In the setting of colorectal cancer, treatment with the antiangiogenic drug bevacizumab (Avastin, Genentech/Roche), for example, produced more than a 50% drop in tumor vascularity on perfusion CT, which did not occur in PET imaging, Sahani said of a 2011 study by Willett et al. By the end of treatment, the changes in CT perfusion and PET were both pretty substantial, but CT found the treatment response first.
"These dynamic [CTP] images are the most sensitive way to look at microvascular changes," he said. "We saw a similar effect in hepatic carcinomas, which tend to be angiogenic."
In one hepatocellular carcinoma (HCC) patient, the drop in vascularity was nearly 90% after two weeks of treatment, solid evidence that a combination of gemcitabine, oxaliplatin, and bevacizumab was working.

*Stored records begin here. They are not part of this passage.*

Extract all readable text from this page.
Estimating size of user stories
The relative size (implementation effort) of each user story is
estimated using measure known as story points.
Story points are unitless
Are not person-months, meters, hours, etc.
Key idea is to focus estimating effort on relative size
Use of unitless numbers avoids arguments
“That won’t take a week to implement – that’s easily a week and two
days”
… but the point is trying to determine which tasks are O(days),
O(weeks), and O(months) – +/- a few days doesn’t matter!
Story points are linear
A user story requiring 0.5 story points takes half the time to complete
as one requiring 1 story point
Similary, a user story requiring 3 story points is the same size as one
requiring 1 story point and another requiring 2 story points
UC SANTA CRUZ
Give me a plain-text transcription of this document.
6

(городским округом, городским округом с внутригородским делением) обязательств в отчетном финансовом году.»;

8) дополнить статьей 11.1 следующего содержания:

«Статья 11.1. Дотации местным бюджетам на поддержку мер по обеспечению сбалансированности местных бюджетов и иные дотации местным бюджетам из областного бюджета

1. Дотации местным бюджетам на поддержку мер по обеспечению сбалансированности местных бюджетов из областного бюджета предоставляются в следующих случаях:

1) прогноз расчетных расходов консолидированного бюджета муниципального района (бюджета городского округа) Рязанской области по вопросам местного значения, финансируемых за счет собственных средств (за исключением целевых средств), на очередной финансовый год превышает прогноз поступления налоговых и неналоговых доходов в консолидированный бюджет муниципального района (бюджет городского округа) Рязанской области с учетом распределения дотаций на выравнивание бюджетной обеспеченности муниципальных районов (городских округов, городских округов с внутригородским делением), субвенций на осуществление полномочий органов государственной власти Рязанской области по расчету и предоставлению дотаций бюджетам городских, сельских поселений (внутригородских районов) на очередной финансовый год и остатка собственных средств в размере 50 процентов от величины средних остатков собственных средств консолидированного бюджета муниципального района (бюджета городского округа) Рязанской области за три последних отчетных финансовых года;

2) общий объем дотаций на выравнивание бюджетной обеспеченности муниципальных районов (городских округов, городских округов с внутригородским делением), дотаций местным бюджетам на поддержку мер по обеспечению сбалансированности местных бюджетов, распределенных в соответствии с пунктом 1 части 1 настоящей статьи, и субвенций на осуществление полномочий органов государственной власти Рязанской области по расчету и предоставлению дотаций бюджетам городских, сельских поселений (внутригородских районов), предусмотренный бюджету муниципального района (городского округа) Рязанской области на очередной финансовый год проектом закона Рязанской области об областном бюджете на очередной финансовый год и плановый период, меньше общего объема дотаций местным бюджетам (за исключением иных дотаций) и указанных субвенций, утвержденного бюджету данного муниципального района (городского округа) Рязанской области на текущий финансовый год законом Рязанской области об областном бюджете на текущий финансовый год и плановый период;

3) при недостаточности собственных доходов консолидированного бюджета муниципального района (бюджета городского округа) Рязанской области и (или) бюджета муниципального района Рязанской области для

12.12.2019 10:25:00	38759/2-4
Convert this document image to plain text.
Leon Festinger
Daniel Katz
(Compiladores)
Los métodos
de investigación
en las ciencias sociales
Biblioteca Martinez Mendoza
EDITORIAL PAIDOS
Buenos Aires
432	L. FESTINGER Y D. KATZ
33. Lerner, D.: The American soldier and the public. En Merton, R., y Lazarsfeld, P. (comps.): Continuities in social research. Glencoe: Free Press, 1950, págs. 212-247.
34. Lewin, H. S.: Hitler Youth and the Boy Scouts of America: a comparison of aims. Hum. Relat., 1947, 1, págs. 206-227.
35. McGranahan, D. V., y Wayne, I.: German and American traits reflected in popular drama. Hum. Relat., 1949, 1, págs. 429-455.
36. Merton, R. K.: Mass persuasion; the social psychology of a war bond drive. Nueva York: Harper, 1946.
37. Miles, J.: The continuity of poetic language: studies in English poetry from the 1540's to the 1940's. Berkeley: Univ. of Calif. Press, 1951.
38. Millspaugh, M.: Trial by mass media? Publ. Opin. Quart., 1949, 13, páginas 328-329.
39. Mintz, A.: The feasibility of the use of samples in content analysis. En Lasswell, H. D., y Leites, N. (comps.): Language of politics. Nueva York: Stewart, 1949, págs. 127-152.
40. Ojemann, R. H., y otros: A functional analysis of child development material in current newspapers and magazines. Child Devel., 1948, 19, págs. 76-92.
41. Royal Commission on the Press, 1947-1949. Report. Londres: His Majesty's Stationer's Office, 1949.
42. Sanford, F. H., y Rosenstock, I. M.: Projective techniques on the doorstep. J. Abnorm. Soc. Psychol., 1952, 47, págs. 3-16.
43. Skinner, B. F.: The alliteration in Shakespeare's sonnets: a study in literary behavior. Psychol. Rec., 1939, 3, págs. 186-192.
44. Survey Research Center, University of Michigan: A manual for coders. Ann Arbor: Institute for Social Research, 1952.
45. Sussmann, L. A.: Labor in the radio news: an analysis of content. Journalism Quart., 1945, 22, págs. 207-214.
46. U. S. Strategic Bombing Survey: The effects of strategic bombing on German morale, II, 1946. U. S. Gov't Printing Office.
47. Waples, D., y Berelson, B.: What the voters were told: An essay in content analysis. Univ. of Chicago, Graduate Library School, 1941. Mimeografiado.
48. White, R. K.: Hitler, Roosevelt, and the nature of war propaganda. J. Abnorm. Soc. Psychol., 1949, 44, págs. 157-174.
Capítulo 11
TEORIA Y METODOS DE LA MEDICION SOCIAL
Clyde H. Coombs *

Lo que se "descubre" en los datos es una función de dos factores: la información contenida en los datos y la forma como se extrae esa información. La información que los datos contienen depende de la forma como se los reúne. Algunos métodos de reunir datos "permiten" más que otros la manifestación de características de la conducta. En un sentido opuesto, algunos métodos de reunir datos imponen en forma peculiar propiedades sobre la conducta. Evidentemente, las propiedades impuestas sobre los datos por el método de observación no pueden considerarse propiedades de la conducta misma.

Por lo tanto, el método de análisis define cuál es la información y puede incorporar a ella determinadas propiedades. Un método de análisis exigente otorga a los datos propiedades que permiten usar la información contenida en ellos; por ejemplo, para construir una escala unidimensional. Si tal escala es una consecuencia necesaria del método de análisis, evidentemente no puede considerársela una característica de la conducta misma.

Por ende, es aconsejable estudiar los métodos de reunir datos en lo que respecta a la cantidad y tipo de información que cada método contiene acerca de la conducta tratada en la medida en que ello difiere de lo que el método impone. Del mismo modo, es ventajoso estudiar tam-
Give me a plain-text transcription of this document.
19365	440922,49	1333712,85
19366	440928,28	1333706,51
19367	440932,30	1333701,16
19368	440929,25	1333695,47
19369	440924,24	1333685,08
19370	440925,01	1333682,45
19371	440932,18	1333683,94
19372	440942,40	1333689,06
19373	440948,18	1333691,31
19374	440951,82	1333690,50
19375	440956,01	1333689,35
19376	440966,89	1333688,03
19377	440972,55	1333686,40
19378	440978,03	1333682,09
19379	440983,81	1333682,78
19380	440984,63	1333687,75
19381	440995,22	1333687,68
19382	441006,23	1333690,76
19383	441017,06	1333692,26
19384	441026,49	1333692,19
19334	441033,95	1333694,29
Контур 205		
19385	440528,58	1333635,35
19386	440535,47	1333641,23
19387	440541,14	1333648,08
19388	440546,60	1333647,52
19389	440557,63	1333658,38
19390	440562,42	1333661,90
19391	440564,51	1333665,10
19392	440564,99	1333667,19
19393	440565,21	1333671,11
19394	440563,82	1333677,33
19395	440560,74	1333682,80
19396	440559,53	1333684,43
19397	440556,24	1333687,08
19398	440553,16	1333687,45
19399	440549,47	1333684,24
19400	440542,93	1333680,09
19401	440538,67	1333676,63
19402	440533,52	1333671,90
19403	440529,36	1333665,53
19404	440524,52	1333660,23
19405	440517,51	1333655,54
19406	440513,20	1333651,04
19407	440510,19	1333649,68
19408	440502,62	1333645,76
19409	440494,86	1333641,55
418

In HCC treatment, they also noticed that if certain perfusion parameters such as mean transit time were higher at baseline, those tumors showed better response and progression-free survival. "So some of these parameters might have prognostic value of response," Sahani said.
In the past decade, dozens of studies using novel targeted therapies have demonstrated tumor treatment response on perfusion CT, he said. And studies to date have shown that early treatment response can often determine prognosis.
Challenges remain
Still, to say everything wraps up neatly at that point would be false, as several challenges associated with CTP for monitoring individualized treatment response remain. Treatment assessment with CT perfusion is not as advanced as it should be, according to Sahani.
"One reason perfusion CT is not as popular as it could be is the availability and expertise needed to apply the techniques," he said. "Standardization of protocols is essential as there are different kinds of scanners and techniques -- and as of now no multicenter trials."
Robust and reliable analysis is required for accuracy and reproducibility of CTP techniques. How the region of interest is selected and how the CT values are compiled (averaged data or voxel by voxel) can have important effects, as can the software that is used to analyze the data. At least a multicenter trial is on the way, Sahani said.
"But despite the limitations, I think there is a lot of promise in perfusion imaging," he said. "It's worth investing the time and effort to look at CT along with conventional ways of tumor staging and also functional assessment, but it requires some work for implementation in a clinical trial."